Bernard Drainville, the Parti Québecois cabinet minister responsible for the controversial Values Charter now before the National Assembly, recently cancelled his appearance in a debate at Concordia University, citing “security concerns.”
He was right to be worried. And he was wrong to cancel.
Drainville was right to be worried because universities across the country have shown an alarming unwillingness to protect the free speech that is the lifeblood of their enterprise. Particularly when controversial public issues come to campus, university administrators, doubtless wary of lawsuits and bad publicity, shrug and refuse to guarantee the safety of participants.
And participants are right to ask for such commitments. Only a few days before Drainville’s announcement, the Université du Québec à Montréal (UQAM) refused to police a debate on the Values Charter that was disrupted by those on the other side of the issue, those who violently support it and who refuse any dialogue with its opponents.
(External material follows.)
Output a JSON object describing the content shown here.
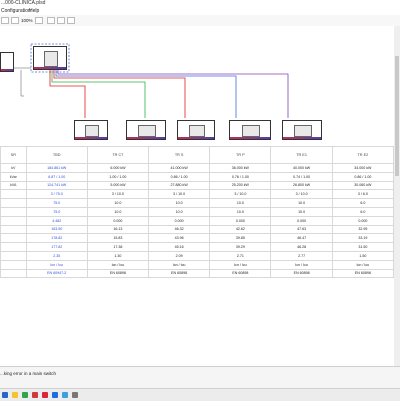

CTV Montreal quoted activist Djemila Benhabib as saying she was incapable of being civil to opponents of the Charter. “I cannot talk in any fashion to Islamists,” said Benhabib. “An ocean of blood separates us.”
Benhabib, however, was not being asked to talk to Islamists. The people she and her fellow activists silenced were Québec Solidaire MNA Amir Khadir and Alexa Conradi, leader of the Women’s Federation of Quebec. By painting all of her opponents with this brush, she hands over the debate to the worst of them. By destroying debate, the Islamists she refuses to debate end up winning.
The terrorists win when they stop democracy from working. They do not win when they blow up trains or demolish buildings. Those terrible actions scar some people’s lives, of course, and briefly disrupt the ordinary flow of life for a while. But such actions do not collapse our society. And what they ought to do instead is stiffen our resolve to protect the values so cowardly under attack. The terrorists win when we cave in to their threats, when we stop doing what we ought to do because they frighten us—or even when we use them as excuses not to engage each other in serious disagreement.
The Values Charter raises fundamental issues for Canadians, not just Quebecers, that go right back to Confederation itself. Will we tolerate others with whom we deeply disagree? Hardly anyone in the world in the mid-nineteenth century had fiercer histories of mutual loathing than the English and the French, except maybe Protestants and Catholics . . . and out of that unlikely matrix came a lasting confederation of mutual accommodation.
This confederation is what is under attack when universities fail to arrest those who strike at the heart of democracy—which is exactly what those who disrupt debate, or threaten to do so, are doing. These anti-democrats are true enemies of Canada, and they simply have to be arrested, if necessary again and again, if they impede our common life. For when we stop talking to our opponents, even our enemies, we must resort to politics by other means. And this means war.
The Values Charter needs to be debated. In my view, it needs to be debated to death as the ugly, cynical appeal to nativism it so obviously is. But that is how it must die: by debate, not by intimidation or disruption.
More fundamental even than the values of this Charter are the values of civil discourse. Without the commitment to communication, we are left with only coercion. Universities, and the municipal and provincial governments that support them in the public interest, must support that public interest by holding debates and by insuring that those debates proceed. If massive police presence is required, then bring it and use it. That’s what police are for in a democracy: to preserve the proper workings of democratic institutions.
Leaders worried about bad press and anxious about looking tough have always been prey to the cynical and bloody-minded who gladly seize the power left on the table to cow or crush dissent.
If you’re going to be tough about something, Mr. Drainville, be tough about public discussion of issues that matter. That’s what the Sûreté is for: to protect the safety and security of democracy. Call them out, and then get up there on stage where you belong.
NOTE: This piece appears under a different title in The Globe and Mail.